Gaming consoles for Sony and Microsoft took years to become profitable, mainly because those companies chose to install state of the art graphics, CPU’s and other components. When it comes to the Nintendo Wii U just one game title needs to be sold in order to churn out a profit.
Nintendo has long worked under the strategy that it would create games for the entire family and therefore maintain lower end components that do not lead to major loss leaders. However, this is the first time Nintendo has chosen to sell one of its gaming consoles for a loss in order to generate swift sales upon release.
To put the Nintendo strategy into perspective, Microsoft took just over five years to churn out a profit with its Xbox visions, while the Sony PlayStation 3 didn’t turn a profit for four years.
Speaking to the Mercury News Nintendo of America president Reggie Fils-Aime explains:
“As soon as we get the consumer to buy one piece of software, then that entire transaction becomes profit positive.”
What isn’t clear is whether or not the higher end $349.99 Deluxe Set helps offset any console losses experienced by the company. The deluxe set includes cradles, dock and extra storage.

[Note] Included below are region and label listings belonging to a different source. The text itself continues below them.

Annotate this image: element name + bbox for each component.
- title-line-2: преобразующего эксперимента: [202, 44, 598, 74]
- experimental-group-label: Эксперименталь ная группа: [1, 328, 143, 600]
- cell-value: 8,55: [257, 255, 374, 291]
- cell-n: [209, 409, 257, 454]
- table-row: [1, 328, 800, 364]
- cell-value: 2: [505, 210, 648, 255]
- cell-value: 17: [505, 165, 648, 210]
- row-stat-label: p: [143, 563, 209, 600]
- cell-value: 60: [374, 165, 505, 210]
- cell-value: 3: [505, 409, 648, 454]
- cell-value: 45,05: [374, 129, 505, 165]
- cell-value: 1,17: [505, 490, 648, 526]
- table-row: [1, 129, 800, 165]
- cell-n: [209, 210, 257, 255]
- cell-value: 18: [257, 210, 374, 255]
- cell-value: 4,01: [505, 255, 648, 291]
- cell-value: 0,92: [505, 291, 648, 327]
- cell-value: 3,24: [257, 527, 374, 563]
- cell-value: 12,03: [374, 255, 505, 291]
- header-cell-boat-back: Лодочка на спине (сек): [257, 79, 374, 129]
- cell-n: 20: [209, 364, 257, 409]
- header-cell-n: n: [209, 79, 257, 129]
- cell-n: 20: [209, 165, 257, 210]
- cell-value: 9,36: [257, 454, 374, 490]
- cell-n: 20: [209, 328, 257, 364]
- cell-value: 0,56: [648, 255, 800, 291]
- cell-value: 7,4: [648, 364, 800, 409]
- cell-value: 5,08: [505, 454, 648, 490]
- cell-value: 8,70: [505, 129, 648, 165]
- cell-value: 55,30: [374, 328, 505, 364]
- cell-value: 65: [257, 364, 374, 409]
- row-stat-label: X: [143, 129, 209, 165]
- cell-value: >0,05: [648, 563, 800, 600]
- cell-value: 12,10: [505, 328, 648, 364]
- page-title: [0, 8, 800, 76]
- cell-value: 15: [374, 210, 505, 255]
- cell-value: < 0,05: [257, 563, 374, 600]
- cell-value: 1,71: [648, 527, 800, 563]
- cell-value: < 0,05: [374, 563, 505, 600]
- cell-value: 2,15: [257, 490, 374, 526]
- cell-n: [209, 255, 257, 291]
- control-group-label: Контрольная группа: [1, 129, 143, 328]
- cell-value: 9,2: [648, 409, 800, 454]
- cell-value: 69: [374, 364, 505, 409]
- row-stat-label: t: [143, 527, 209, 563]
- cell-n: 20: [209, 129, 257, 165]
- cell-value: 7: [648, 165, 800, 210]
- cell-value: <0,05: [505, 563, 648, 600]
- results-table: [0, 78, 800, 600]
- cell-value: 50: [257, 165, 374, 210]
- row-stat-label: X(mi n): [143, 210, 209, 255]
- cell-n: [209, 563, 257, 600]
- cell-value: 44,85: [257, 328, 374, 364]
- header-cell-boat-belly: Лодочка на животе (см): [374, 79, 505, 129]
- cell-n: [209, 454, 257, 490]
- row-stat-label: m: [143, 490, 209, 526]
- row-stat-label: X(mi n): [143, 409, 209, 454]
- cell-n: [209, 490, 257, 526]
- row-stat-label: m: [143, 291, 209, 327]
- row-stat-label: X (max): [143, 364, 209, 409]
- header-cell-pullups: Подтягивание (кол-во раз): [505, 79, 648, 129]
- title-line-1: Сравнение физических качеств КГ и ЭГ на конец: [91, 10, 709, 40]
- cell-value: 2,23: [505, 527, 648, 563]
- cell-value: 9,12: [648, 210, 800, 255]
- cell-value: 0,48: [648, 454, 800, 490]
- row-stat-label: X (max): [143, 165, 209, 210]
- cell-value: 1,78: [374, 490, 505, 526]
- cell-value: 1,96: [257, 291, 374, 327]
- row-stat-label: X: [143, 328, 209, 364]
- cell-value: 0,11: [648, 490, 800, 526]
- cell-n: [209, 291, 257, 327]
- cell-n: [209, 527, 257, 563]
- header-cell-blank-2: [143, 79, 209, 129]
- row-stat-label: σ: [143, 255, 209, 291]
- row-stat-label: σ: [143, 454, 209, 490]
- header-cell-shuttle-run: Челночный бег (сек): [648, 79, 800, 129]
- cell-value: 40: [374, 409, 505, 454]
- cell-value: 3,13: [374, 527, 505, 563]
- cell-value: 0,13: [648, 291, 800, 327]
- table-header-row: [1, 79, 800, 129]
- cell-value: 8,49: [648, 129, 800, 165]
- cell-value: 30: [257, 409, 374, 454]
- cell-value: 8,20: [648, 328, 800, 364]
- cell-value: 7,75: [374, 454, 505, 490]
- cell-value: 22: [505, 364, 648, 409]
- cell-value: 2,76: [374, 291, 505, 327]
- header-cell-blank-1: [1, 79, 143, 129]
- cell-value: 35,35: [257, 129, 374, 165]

While the Nintendo Wii U is a bit more expensive then its original Wii system it does feature a larger optical drive and a bigger processor die. By sticking with larger components the company can push down manufacturing costs.
The loss leader pricing for the Nintendo Wii U appears to have been the right strategy, the company’s nearly doubled pre-orders at Gamestop compared to its original console and the Wii U is sold out at stores around the country well ahead of Christmas.
Nintendo believes it will sell 5.5 million consoles by the end of 2012.